Nearly a fifth of the students at Japanese private universities have the reading ability expected of 13- to 15-year-olds, according to the National Institute of Multimedia Education (Nime), which surveyed 13,000 in their first year at 33 universities and colleges.
The students were presented with a multiple choice test and asked to define nouns, adjectives and adverbs.
Two-thirds of the respondents thought that a word meaning "to grieve" actually meant "to be happy".
The study showed that foreign exchange students who had spent some years learning Japanese could sometimes read better than locals.
The survey confirms a trend which educationists have noted for at least 10 years.
And although the Nime report gives no reason for the low standards, the Japanese have long attributed the reduced vocabulary of today's students, at least in part, to the proliferation of comics, which use simple ideograms and sentence structures.
I don't think this should be attributed to manga.
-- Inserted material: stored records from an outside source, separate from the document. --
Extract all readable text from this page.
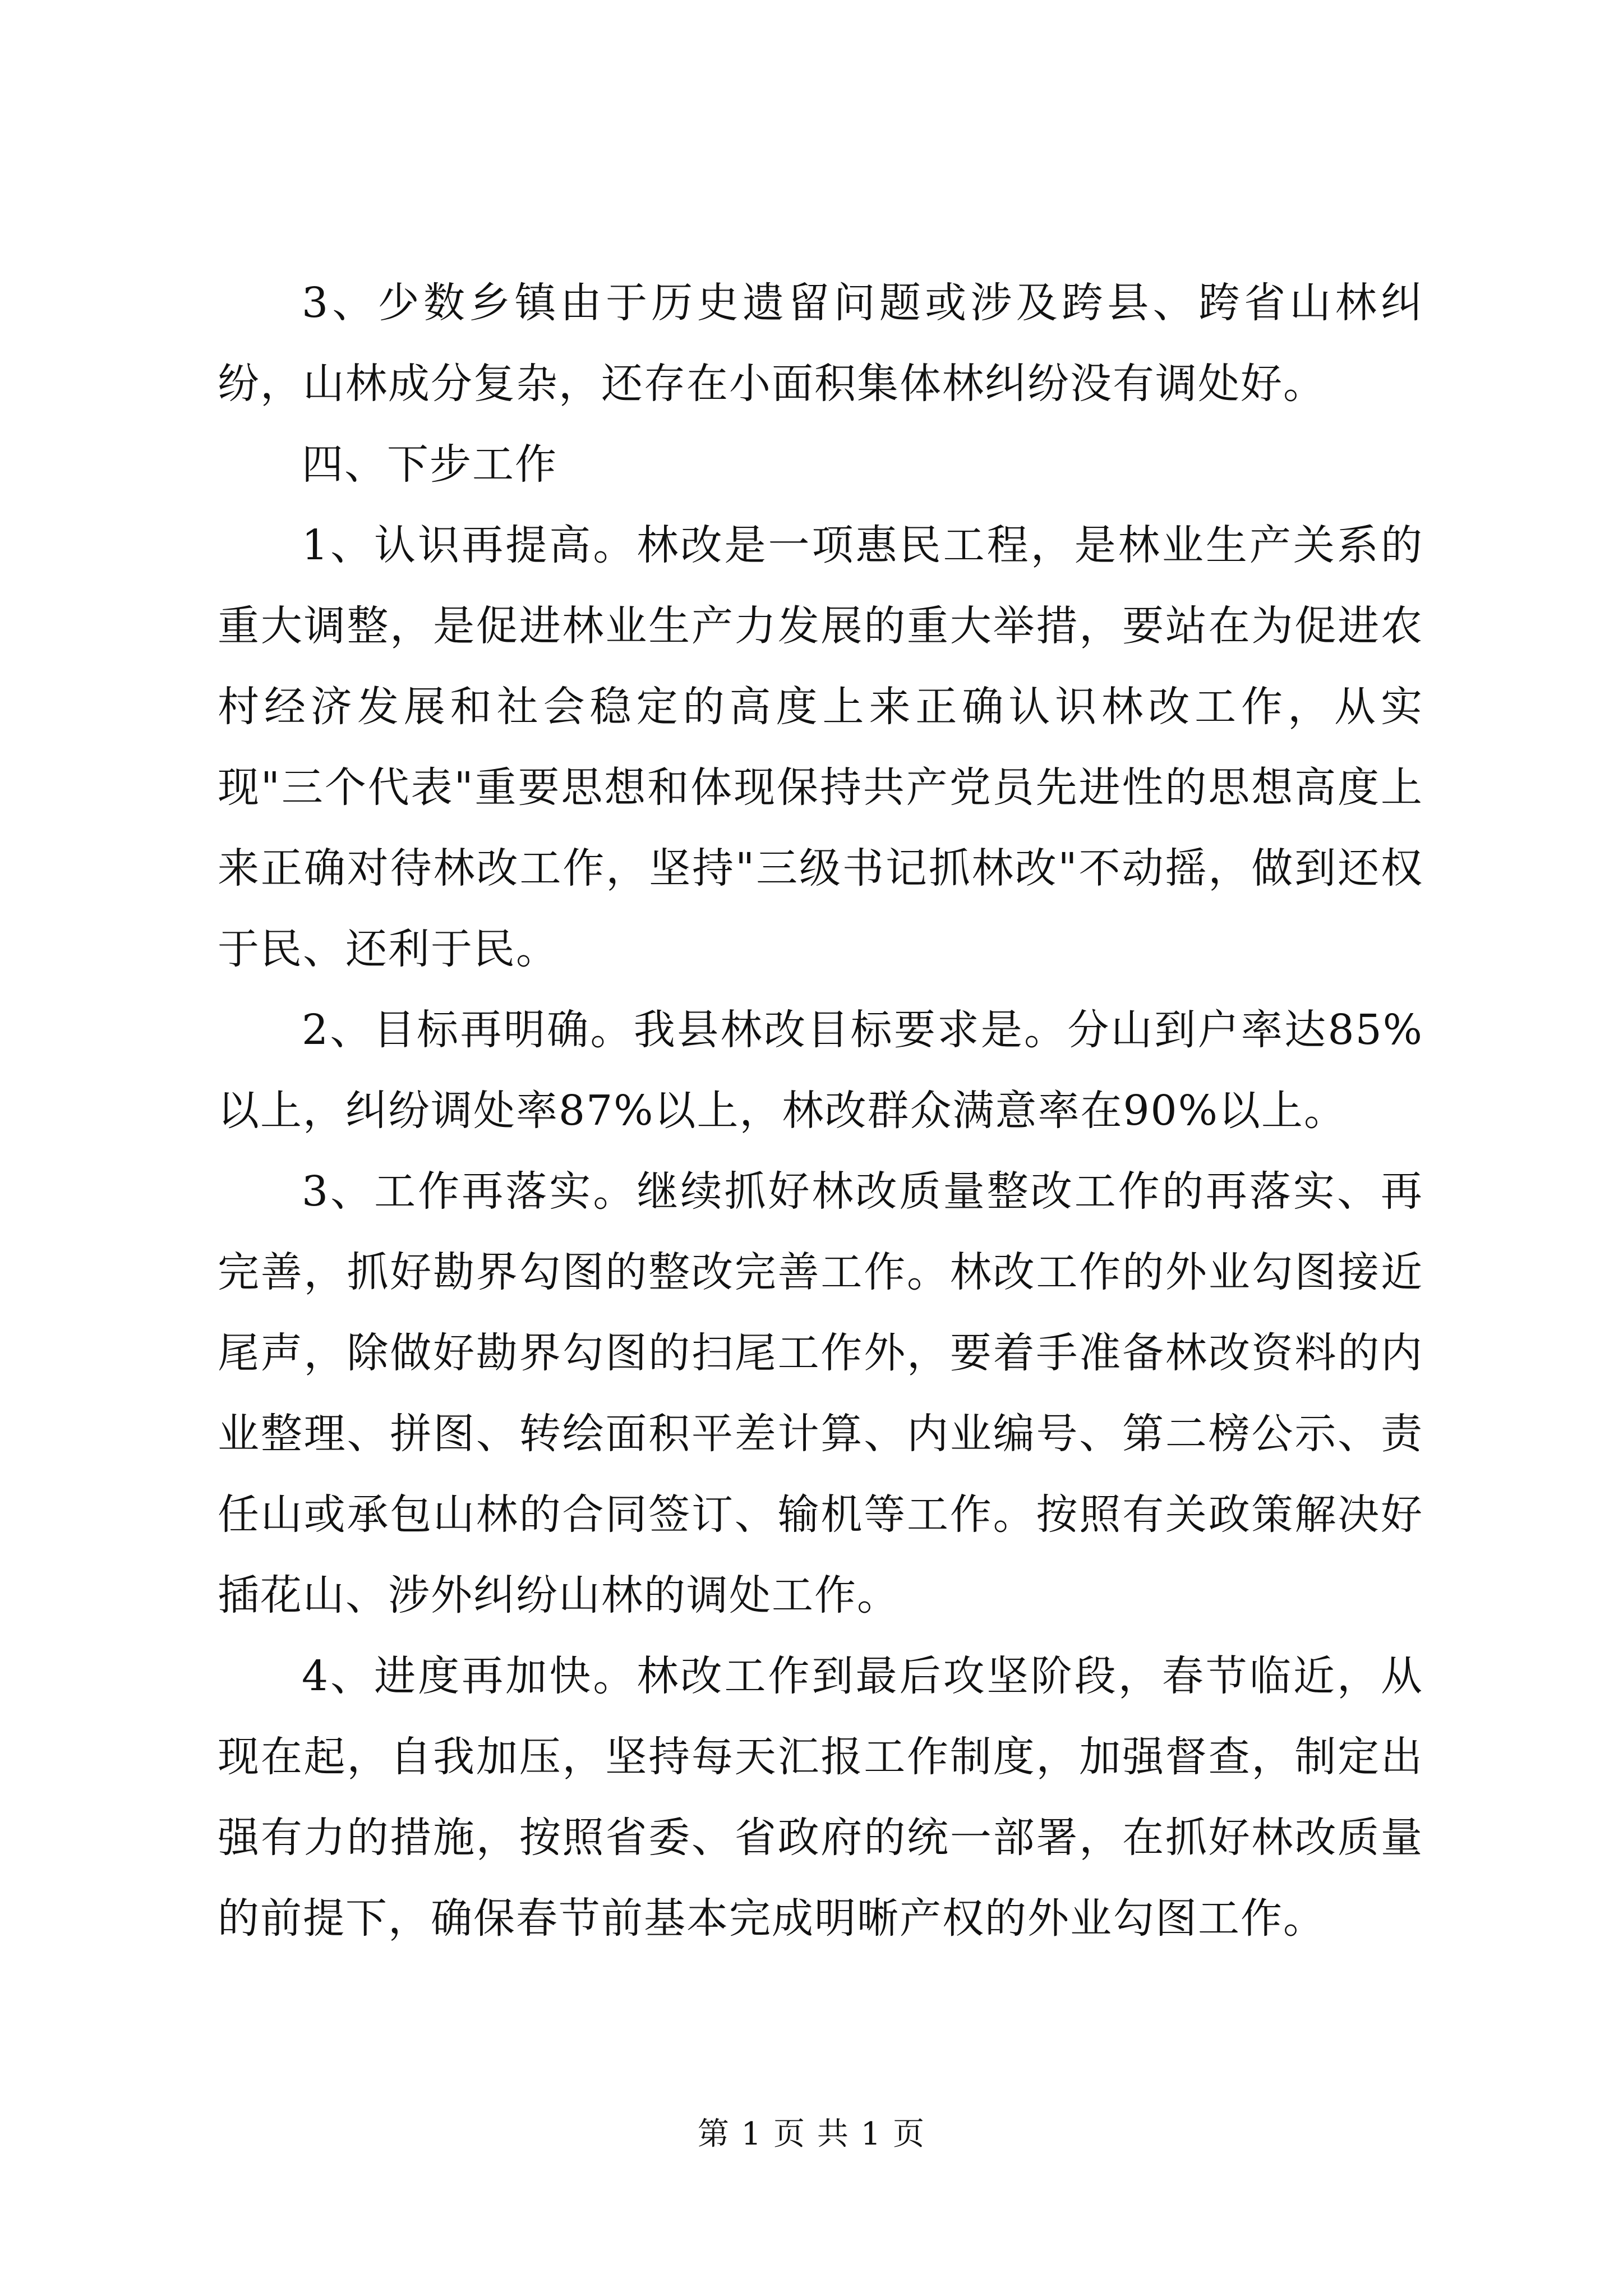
3、少数乡镇由于历史遗留问题或涉及跨县、跨省山林纠纷，山林成分复杂，还存在小面积集体林纠纷没有调处好。

四、下步工作

1、认识再提高。林改是一项惠民工程，是林业生产关系的重大调整，是促进林业生产力发展的重大举措，要站在为促进农村经济发展和社会稳定的高度上来正确认识林改工作，从实现"三个代表"重要思想和体现保持共产党员先进性的思想高度上来正确对待林改工作，坚持"三级书记抓林改"不动摇，做到还权于民、还利于民。

2、目标再明确。我县林改目标要求是。分山到户率达85%以上，纠纷调处率87%以上，林改群众满意率在90%以上。

3、工作再落实。继续抓好林改质量整改工作的再落实、再完善，抓好勘界勾图的整改完善工作。林改工作的外业勾图接近尾声，除做好勘界勾图的扫尾工作外，要着手准备林改资料的内业整理、拼图、转绘面积平差计算、内业编号、第二榜公示、责任山或承包山林的合同签订、输机等工作。按照有关政策解决好插花山、涉外纠纷山林的调处工作。

4、进度再加快。林改工作到最后攻坚阶段，春节临近，从现在起，自我加压，坚持每天汇报工作制度，加强督查，制定出强有力的措施，按照省委、省政府的统一部署，在抓好林改质量的前提下，确保春节前基本完成明晰产权的外业勾图工作。

第 1 页 共 1 页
I have used manga to practice my kanji reading, and some manga use many non-Joyo kanji (true that I read a lot of historical manga, but it's also a fact that there are lot's of them). And in 3 years of very casual learning of Japanese (only 5 month of lessons in a language school to learn the very basics of Japanese, the self-learning when I feel like it), I also have reading abilities of a 13 to 15 years old (actually more 15 than 13) and know many kanji that some of my adult Japanese friends don't. That brings us back to the question : why are the average Japanese so bad at languages - and not just foriegn but even their own mother tongue ? I think it is partly due to a too relaxed approach to education (as a matter of fact, almost nobody has to repeat a school year in Japan, even if they fail in all subjects).